Deep Few-view High-resolution Photon-counting CT at Halved Dose for Extremity Imaging
Mengzhou Li, Chuang Niu, Ge Wang, Maya R Amma, Krishna M Chapagain, Stefan Gabrielson, Andrew Li, Kevin Jonker, Niels de Ruiter, Jennifer A Clark, Phil Butler, Anthony Butler, Hengyong Yu
TL;DR
This work tackles radiation-dose reduction in high-resolution extremity PCCT by introducing a deep learning–driven, patch-based volumetric reconstruction pipeline that combines a low-noise structural prior, deep iterative refinement (DIR) via an ADMM framework, and texture appearance tuning. The approach leverages a Volumetric Sparse Representation Network (VSR-Net) trained on synthetic data and refined with a model-based proximal operator, followed by Residual Fourier Channel Attention Network (RFCAN) post-processing to align texture with clinical references.

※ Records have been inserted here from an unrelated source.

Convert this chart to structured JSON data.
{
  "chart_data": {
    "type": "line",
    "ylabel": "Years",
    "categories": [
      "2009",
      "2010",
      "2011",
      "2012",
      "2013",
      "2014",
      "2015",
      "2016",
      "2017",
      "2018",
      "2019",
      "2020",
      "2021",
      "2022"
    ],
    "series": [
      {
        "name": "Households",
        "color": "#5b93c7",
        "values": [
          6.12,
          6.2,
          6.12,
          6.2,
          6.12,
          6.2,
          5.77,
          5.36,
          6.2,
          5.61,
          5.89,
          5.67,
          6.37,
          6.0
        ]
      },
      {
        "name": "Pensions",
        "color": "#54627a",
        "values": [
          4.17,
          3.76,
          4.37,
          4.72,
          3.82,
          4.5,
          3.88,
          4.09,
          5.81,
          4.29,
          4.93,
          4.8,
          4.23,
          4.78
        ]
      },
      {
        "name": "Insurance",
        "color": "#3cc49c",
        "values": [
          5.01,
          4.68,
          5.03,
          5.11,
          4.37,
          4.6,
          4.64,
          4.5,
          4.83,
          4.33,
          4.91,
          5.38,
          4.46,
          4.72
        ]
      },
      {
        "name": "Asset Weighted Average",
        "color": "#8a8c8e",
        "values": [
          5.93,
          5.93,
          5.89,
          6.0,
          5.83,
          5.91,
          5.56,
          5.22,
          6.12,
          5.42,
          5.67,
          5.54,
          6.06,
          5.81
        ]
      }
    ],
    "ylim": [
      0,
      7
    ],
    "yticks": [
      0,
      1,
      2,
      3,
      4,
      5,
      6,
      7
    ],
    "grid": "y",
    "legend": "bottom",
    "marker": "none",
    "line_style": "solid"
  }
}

By partitioning large volumes, using patch-based processing, and sharing a low-noise prior across channels, the method addresses memory and domain-gap challenges, achieving halved-dose and doubled-speed reconstruction validated in a NZ clinical trial. Phantom tests and an 8-patient reader study indicate comparable or superior diagnostic image quality and spectral fidelity relative to full-view reconstructions, supporting potential clinical translation for dose reduction in HR PCCT.
Abstract
X-ray photon-counting computed tomography (PCCT) for extremity allows multi-energy high-resolution (HR) imaging but its radiation dose can be further improved. Despite the great potential of deep learning techniques, their application in HR volumetric PCCT reconstruction has been challenged by the large memory burden, training data scarcity, and domain gap issues. In this paper, we propose a deep learning-based approach for PCCT image reconstruction at halved dose and doubled speed validated in a New Zealand clinical trial. Specifically, we design a patch-based volumetric refinement network to alleviate the GPU memory limitation, train network with synthetic data, and use model-based iterative refinement to bridge the gap between synthetic and clinical data. Our results in a reader study of 8 patients from the clinical trial demonstrate a great potential to cut the radiation dose to half that of the clinical PCCT standard without compromising image quality and diagnostic value.